If you enter an Australian Aldi, you’ll hardly be able to tell a difference with the Dutch Aldi stores. The shop itself is simple, has a limited assortment and can look a bit messy. Where we expected bargain prices, the reality was slightly different. The Australian Aldi prices are nearly comparable to Coles and Woolworths (with the exception of some products). As Aldi is predominantly found on the Australian East Coast, Coles received our preference due to its proximity and larger assortment.
As explained earlier, IGA is mostly found in smaller hamlets and villages. Although you might be pleased to have found a supermarket in a deserted place, the prices will make you think twice. Its formula is most comparable to that of the SPAR in the Netherlands: small stores, a limited assortment and relatively high pricing. Therefore a handy tip to save dollars when visiting Australia is to purchase all items without an quick sell-by date at Coles or Woolworths, then only limit your IGA shop to items with a quick expiry. IGA is also found in the state of South Australia under the name Foodland.
There is a good chance you might want to enjoy a glass of wine or a nice cold beer during your trip Down Under. However, once you’ve entered an Australian liquor store, you’ll probably think twice about the amount of alcohol you will consume. Alcohol is simply put ‘very expensive’ in Australia; caused mainly by high government taxes.
For a box of premium brand beer (24 cans) you are more than likely to pay up to 45 dollars. If you are adamant about getting Heineken, expect the cost to go up to easily 50 dollars. Deals are limited and not really worth it.
The price of wine is relatively similar to that in the Netherlands. For consumers who are less fussed about the quality of their wine, ‘Goon’ is the way to go. ‘Goon’ is a mix of wine and sometimes other ‘unusual’ ingredients packaged in a plastic bag, placed in a carton box. So what type of unusual ingredients you might ask. Well, on the box of one brand it says ‘Produced with the aid of milk, egg, nut, and fish products and traces may remain. Sugar added’. Yes, you’ve read that right.
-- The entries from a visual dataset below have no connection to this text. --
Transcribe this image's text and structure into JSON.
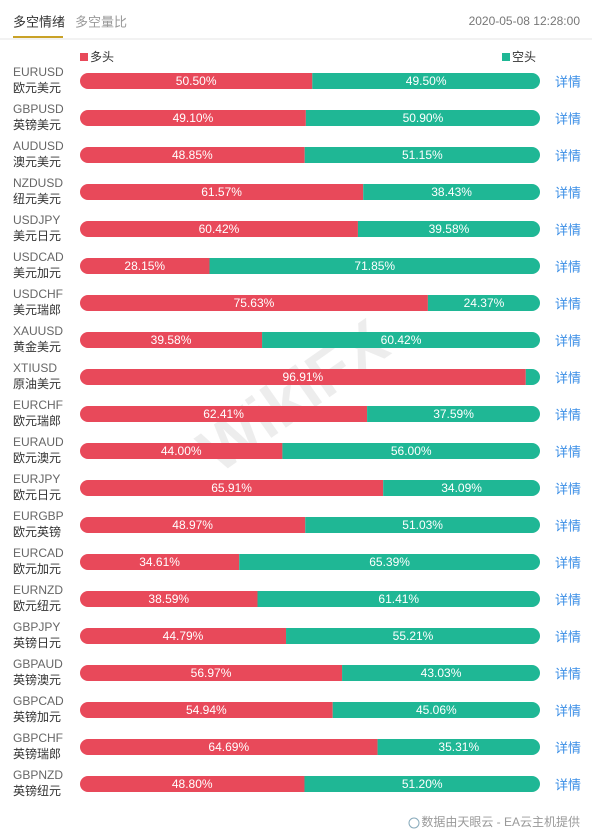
{
  "chart_data": {
    "type": "bar",
    "orientation": "horizontal",
    "stacked": true,
    "tabs": [
      "多空情绪",
      "多空量比"
    ],
    "timestamp": "2020-05-08 12:28:00",
    "categories": [
      "EURUSD",
      "GBPUSD",
      "AUDUSD",
      "NZDUSD",
      "USDJPY",
      "USDCAD",
      "USDCHF",
      "XAUUSD",
      "XTIUSD",
      "EURCHF",
      "EURAUD",
      "EURJPY",
      "EURGBP",
      "EURCAD",
      "EURNZD",
      "GBPJPY",
      "GBPAUD",
      "GBPCAD",
      "GBPCHF",
      "GBPNZD"
    ],
    "category_names": [
      "欧元美元",
      "英镑美元",
      "澳元美元",
      "纽元美元",
      "美元日元",
      "美元加元",
      "美元瑞郎",
      "黄金美元",
      "原油美元",
      "欧元瑞郎",
      "欧元澳元",
      "欧元日元",
      "欧元英镑",
      "欧元加元",
      "欧元纽元",
      "英镑日元",
      "英镑澳元",
      "英镑加元",
      "英镑瑞郎",
      "英镑纽元"
    ],
    "series": [
      {
        "name": "多头",
        "color": "#e8495a",
        "values": [
          50.5,
          49.1,
          48.85,
          61.57,
          60.42,
          28.15,
          75.63,
          39.58,
          96.91,
          62.41,
          44.0,
          65.91,
          48.97,
          34.61,
          38.59,
          44.79,
          56.97,
          54.94,
          64.69,
          48.8
        ],
        "value_labels": [
          "50.50%",
          "49.10%",
          "48.85%",
          "61.57%",
          "60.42%",
          "28.15%",
          "75.63%",
          "39.58%",
          "96.91%",
          "62.41%",
          "44.00%",
          "65.91%",
          "48.97%",
          "34.61%",
          "38.59%",
          "44.79%",
          "56.97%",
          "54.94%",
          "64.69%",
          "48.80%"
        ]
      },
      {
        "name": "空头",
        "color": "#1fb795",
        "values": [
          49.5,
          50.9,
          51.15,
          38.43,
          39.58,
          71.85,
          24.37,
          60.42,
          3.09,
          37.59,
          56.0,
          34.09,
          51.03,
          65.39,
          61.41,
          55.21,
          43.03,
          45.06,
          35.31,
          51.2
        ],
        "value_labels": [
          "49.50%",
          "50.90%",
          "51.15%",
          "38.43%",
          "39.58%",
          "71.85%",
          "24.37%",
          "60.42%",
          null,
          "37.59%",
          "56.00%",
          "34.09%",
          "51.03%",
          "65.39%",
          "61.41%",
          "55.21%",
          "43.03%",
          "45.06%",
          "35.31%",
          "51.20%"
        ]
      }
    ],
    "detail_link": "详情",
    "watermark": "WikiFX",
    "footer": "数据由天眼云 - EA云主机提供"
  }
}
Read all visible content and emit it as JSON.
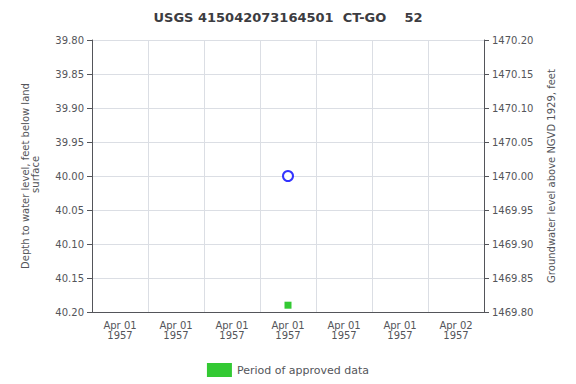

Not your typical Sauvignon Blanc. On the plus side, ‘Goon’ is very cheap compared to regular bottled wine, so if you prefer quantity over quality; this is your match.
If you’re heading out to a cafe or bar, expect to pay around 6 to 10 dollar a glass/bottle, depending on the type of establishment you are visiting. If you expect bars in hostels to be cheaper (catering to backpackers) you might be disappointed as some set the same prices on alcohol as regular bars. Cheers!